Big, fat duh coming in right here. Here’s an organization that has focused its intranet or portal on news and one-way content consumption only. They will move to a more interactive, dialogue and transaction-based experience. Of course, you must push people to adopt.
Adoption can be one of the most fun things on which we work. In fact, getting people to adopt new technology needs to be fun, rewarding and about what’s in it for the user. In the past year, we’ve been helping another client with portal adoption. The organization hadn’t previously used much in the way of social tools.
My colleague Melissa Wood designed assignments for users to get them engaged and to teach them new skills. Each one is very specific – as in go create your profile so people know what questions you can answer, knowledge you posses, or interests you have. Or, add a post to a discussion group, email a post, or subscribe to a feed.
Those who complete the task are entered into a drawing for prizes. But the fun and adoption doesn’t stop there. Melissa has sometimes videotaped the actual drawing and posted the video on the portal. You must go to the portal and view the video to find out if you won. Winners are later videotaped and the video posted as news items.

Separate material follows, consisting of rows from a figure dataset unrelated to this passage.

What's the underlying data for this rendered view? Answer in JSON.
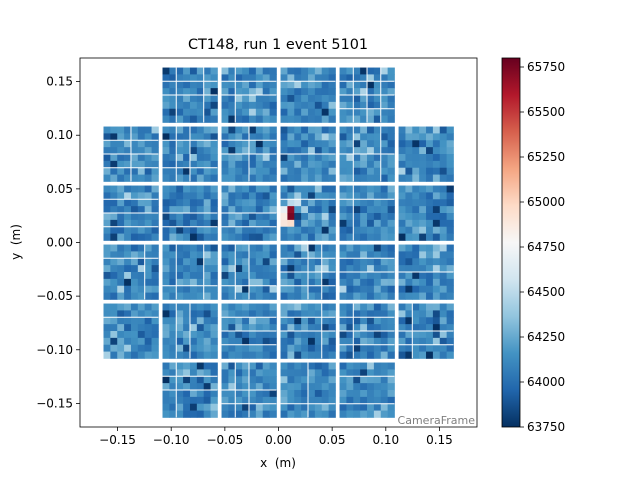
{
  "chart_data": {
    "type": "heatmap",
    "title": "CT148, run 1 event 5101",
    "xlabel": "x  (m)",
    "ylabel": "y  (m)",
    "xlim": [
      -0.185,
      0.185
    ],
    "ylim": [
      -0.172,
      0.172
    ],
    "xticks": [
      -0.15,
      -0.1,
      -0.05,
      0.0,
      0.05,
      0.1,
      0.15
    ],
    "xtick_labels": [
      "−0.15",
      "−0.10",
      "−0.05",
      "0.00",
      "0.05",
      "0.10",
      "0.15"
    ],
    "yticks": [
      0.15,
      0.1,
      0.05,
      0.0,
      -0.05,
      -0.1,
      -0.15
    ],
    "ytick_labels": [
      "0.15",
      "0.10",
      "0.05",
      "0.00",
      "−0.05",
      "−0.10",
      "−0.15"
    ],
    "frame_label": "CameraFrame",
    "colorbar": {
      "min": 63750,
      "max": 65800,
      "ticks": [
        63750,
        64000,
        64250,
        64500,
        64750,
        65000,
        65250,
        65500,
        65750
      ],
      "tick_labels": [
        "63750",
        "64000",
        "64250",
        "64500",
        "64750",
        "65000",
        "65250",
        "65500",
        "65750"
      ],
      "colormap": "RdBu_r",
      "stops": [
        "#053061",
        "#2166ac",
        "#4393c3",
        "#92c5de",
        "#d1e5f0",
        "#f7f7f7",
        "#fddbc7",
        "#f4a582",
        "#d6604d",
        "#b2182b",
        "#67001f"
      ]
    },
    "camera": {
      "modules_x": [
        -0.1375,
        -0.0825,
        -0.0275,
        0.0275,
        0.0825,
        0.1375
      ],
      "modules_y": [
        0.1375,
        0.0825,
        0.0275,
        -0.0275,
        -0.0825,
        -0.1375
      ],
      "module_size": 0.0512,
      "pixels_per_module": 8,
      "missing_corner_modules": [
        [
          0,
          0
        ],
        [
          5,
          0
        ],
        [
          0,
          5
        ],
        [
          5,
          5
        ]
      ],
      "baseline_mean": 64100,
      "baseline_spread": 140,
      "hot_pixels": [
        {
          "x": 0.0125,
          "y": 0.027,
          "value": 65750
        },
        {
          "x": 0.0125,
          "y": 0.033,
          "value": 65700
        },
        {
          "x": 0.0065,
          "y": 0.033,
          "value": 64700
        },
        {
          "x": 0.0065,
          "y": 0.027,
          "value": 64850
        },
        {
          "x": 0.0185,
          "y": 0.039,
          "value": 64550
        },
        {
          "x": 0.0125,
          "y": 0.039,
          "value": 64500
        },
        {
          "x": 0.0065,
          "y": 0.021,
          "value": 64900
        },
        {
          "x": 0.0125,
          "y": 0.021,
          "value": 64950
        },
        {
          "x": 0.0185,
          "y": 0.045,
          "value": 64400
        }
      ]
    }
  }
}
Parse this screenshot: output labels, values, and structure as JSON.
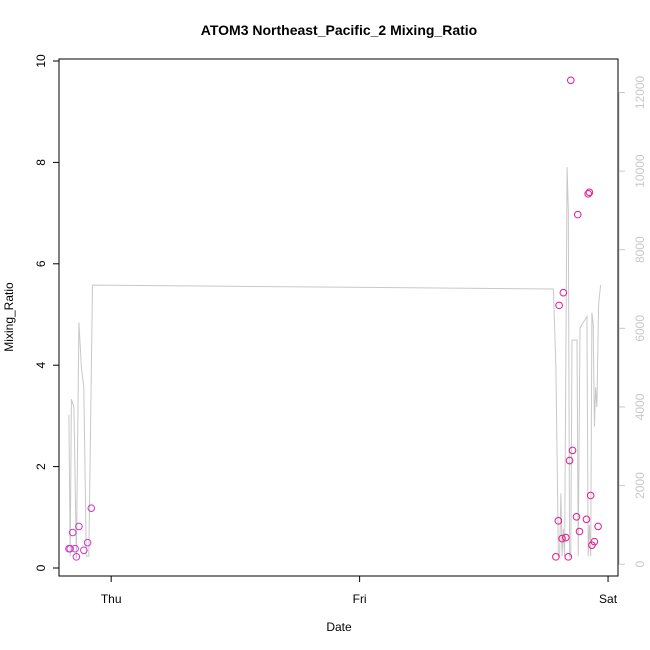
{
  "chart_data": {
    "type": "scatter",
    "title": "ATOM3 Northeast_Pacific_2 Mixing_Ratio",
    "xlabel": "Date",
    "ylabel": "Mixing_Ratio",
    "x_ticks": [
      {
        "label": "Thu",
        "x": 0.0
      },
      {
        "label": "Fri",
        "x": 1.0
      },
      {
        "label": "Sat",
        "x": 2.0
      }
    ],
    "xlim": [
      -0.21,
      2.04
    ],
    "ylim": [
      0,
      10
    ],
    "y_ticks": [
      0,
      2,
      4,
      6,
      8,
      10
    ],
    "y2lim": [
      -300,
      12800
    ],
    "y2_ticks": [
      0,
      2000,
      4000,
      6000,
      8000,
      10000,
      12000
    ],
    "colors": {
      "points": "#e8198b",
      "points_early": "#c83cc8",
      "secondary_line": "#c8c8c8",
      "axis": "#000000"
    },
    "series": [
      {
        "axis": "left",
        "style": "points",
        "x": [
          -0.17,
          -0.165,
          -0.155,
          -0.145,
          -0.14,
          -0.13,
          -0.11,
          -0.095,
          -0.08,
          1.79,
          1.8,
          1.803,
          1.815,
          1.82,
          1.83,
          1.84,
          1.845,
          1.85,
          1.857,
          1.873,
          1.878,
          1.885,
          1.913,
          1.92,
          1.925,
          1.93,
          1.935,
          1.945,
          1.96
        ],
        "y": [
          0.38,
          0.38,
          0.7,
          0.38,
          0.22,
          0.82,
          0.35,
          0.5,
          1.18,
          0.22,
          0.93,
          5.18,
          0.58,
          5.43,
          0.6,
          0.22,
          2.12,
          9.62,
          2.32,
          1.01,
          6.97,
          0.72,
          0.96,
          7.38,
          7.41,
          1.43,
          0.45,
          0.52,
          0.82
        ]
      },
      {
        "axis": "right",
        "style": "line",
        "x": [
          -0.17,
          -0.165,
          -0.16,
          -0.15,
          -0.14,
          -0.13,
          -0.12,
          -0.11,
          -0.1,
          -0.09,
          -0.075,
          1.78,
          1.79,
          1.8,
          1.805,
          1.81,
          1.815,
          1.82,
          1.825,
          1.835,
          1.84,
          1.845,
          1.85,
          1.855,
          1.86,
          1.87,
          1.875,
          1.88,
          1.887,
          1.895,
          1.905,
          1.915,
          1.92,
          1.925,
          1.93,
          1.935,
          1.94,
          1.945,
          1.95,
          1.955,
          1.962,
          1.97
        ],
        "y": [
          3800,
          200,
          4200,
          4000,
          150,
          6150,
          5000,
          4500,
          200,
          200,
          7100,
          7000,
          5000,
          200,
          200,
          1800,
          200,
          900,
          200,
          10100,
          9000,
          200,
          200,
          5700,
          5700,
          5700,
          5700,
          200,
          6000,
          6100,
          6200,
          6300,
          200,
          1000,
          200,
          6400,
          6100,
          3500,
          4500,
          4000,
          6600,
          7100
        ]
      }
    ]
  }
}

At every turn, we look for creative ways to make employees try new things. Whether it’s a treasure hunt, a task assignment, a test, or a teaching opportunity – as long as it makes people try, that is what we’re after.
But you have to make adoption personal too. To that end, we like to see clients create a street team –  a global group of people charged with mentoring others, communicating and serving as evangelists. Select people in every place where your company is and give them special tools to help others learn and adopt.
We like street team members to create short, how-to videos that feature their own computer screens and their face as they teach a simple new technique.
What we find is that people like to learn in small bites from people they know. The videos are easy to create and post, small in size, and pretty fun to develop. Seeing an executive teach how to overlay a project calendar on your own calendar is really motivating. People want to try. And trying is the name of the adoption game.
Remember, adoption isn’t about telling them about what’s new. It’s about getting them to DO new things.